We used AntiSMASH (version 8), a tool for profile-based BGC detection, to functionally annotate the genes as either 'biosynthetic-related' (biosynthetic, biosynthetic additional, transport, regulatory) or 'other genes'. We manually inspected the clusters reported by Spacedust, ClusterFinder, DeepBGC and GECCO. We observed that the regions reported by Spacedust often miss the transport and regulatory genes but cover the core and additional biosynthetic-related genes, sometimes with multiple short gene clusters within the annotated BGC region (Extended Data Fig. 10).

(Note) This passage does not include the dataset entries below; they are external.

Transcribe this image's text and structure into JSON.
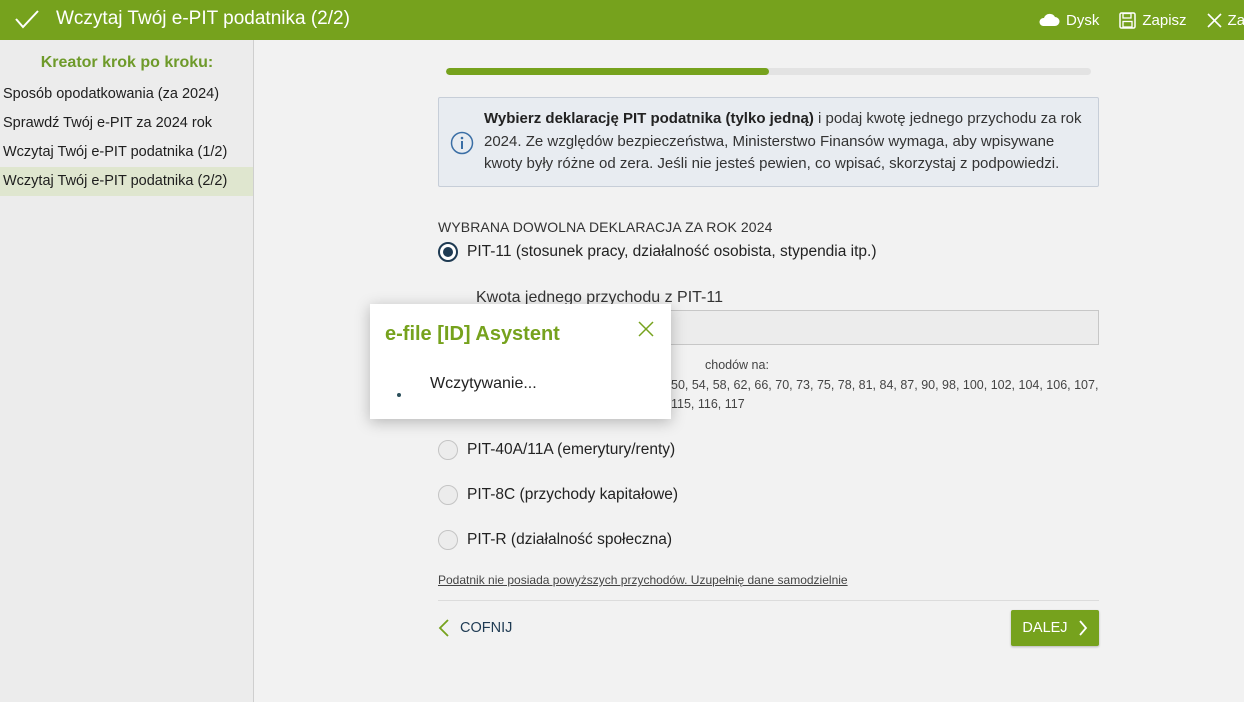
{
  "header": {
    "title": "Wczytaj Twój e-PIT podatnika (2/2)",
    "actions": {
      "drive_label": "Dysk",
      "save_label": "Zapisz",
      "close_label": "Zamknij"
    }
  },
  "sidebar": {
    "title": "Kreator krok po kroku:",
    "items": [
      {
        "label": "Sposób opodatkowania (za 2024)"
      },
      {
        "label": "Sprawdź Twój e-PIT za 2024 rok"
      },
      {
        "label": "Wczytaj Twój e-PIT podatnika (1/2)"
      },
      {
        "label": "Wczytaj Twój e-PIT podatnika (2/2)",
        "active": true
      }
    ]
  },
  "progress": {
    "fraction": 0.5
  },
  "info": {
    "bold_text": "Wybierz deklarację PIT podatnika (tylko jedną)",
    "text": " i podaj kwotę jednego przychodu za rok 2024. Ze względów bezpieczeństwa, Ministerstwo Finansów wymaga, aby wpisywane kwoty były różne od zera. Jeśli nie jesteś pewien, co wpisać, skorzystaj z podpowiedzi."
  },
  "section_label": "WYBRANA DOWOLNA DEKLARACJA ZA ROK 2024",
  "options": [
    {
      "label": "PIT-11 (stosunek pracy, działalność osobista, stypendia itp.)",
      "checked": true
    },
    {
      "label": "PIT-40A/11A (emerytury/renty)",
      "checked": false
    },
    {
      "label": "PIT-8C (przychody kapitałowe)",
      "checked": false
    },
    {
      "label": "PIT-R (działalność społeczna)",
      "checked": false
    }
  ],
  "amount": {
    "label": "Kwota jednego przychodu z PIT-11",
    "value": "",
    "hint_line1": "chodów na:",
    "hint_line2": "50, 54, 58, 62, 66, 70, 73, 75, 78, 81, 84, 87, 90, 98, 100, 102, 104, 106, 107,",
    "hint_line3": "115, 116, 117"
  },
  "no_income_link": "Podatnik nie posiada powyższych przychodów. Uzupełnię dane samodzielnie",
  "nav": {
    "back_label": "COFNIJ",
    "next_label": "DALEJ"
  },
  "modal": {
    "title": "e-file [ID] Asystent",
    "loading_text": "Wczytywanie..."
  },
  "colors": {
    "brand_green": "#76a21d",
    "navy": "#1f3b53"
  }
}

Next, we investigated Spacedust's utility in identifying new instances of known gene cluster families. One such example is the recently discovered CRISPR subtype III-E, which comprises a single effector protein known as Cas7-11 (ref. ). Notably, Cas7-11 is a protein fusing four Cas7 proteins with a putative Cas11-like protein. The fusion yields a single-protein programmable RNase that shows high sequence specificity and no evidence of collateral activity. Previous screening for Cas7-11 across bacterial genomic sequences led to the identification of subtype III-E systems in 17 loci.
To expand our knowledge of subtype III-E systems beyond the reported loci, we queried the proteins in the 17 loci reported by ref. against the GTDB database. Because we were unable to map a substantial portion of the query proteins and GTDB proteins to known structures, we used the MMseqs2 iterative search with three iterations to perform the homology search. We identified an additional seven instances of subtype III-E clusters in the GTDB database by demanding the presence of the gene encoding Cas7-11 (Fig. 6). In three out of seven genomes, all components of the respective system were identified, demonstrating the high sensitivity of the method.
To facilitate the use of Spacedust for a broad user base, we have set up a Google Colaboratory environment, which allows users to easily run tests and reproduce results without requiring a local installation or configuration. We provide a comprehensive IPython notebook (ipynb file) that includes steps for installing all dependencies and databases, executing the program, and interactively visualizing the clusters. Within the Colab framework, users can either run Spacedust in an all-versus-all mode or annotate query genomes against a pre-compiled reference database with just a single click. With the help of interactive visualization, they can explore the evolutionary conservation of their genome of interest in other genomes at different resolutions and generate gene neighborhood plots for any gene clusters.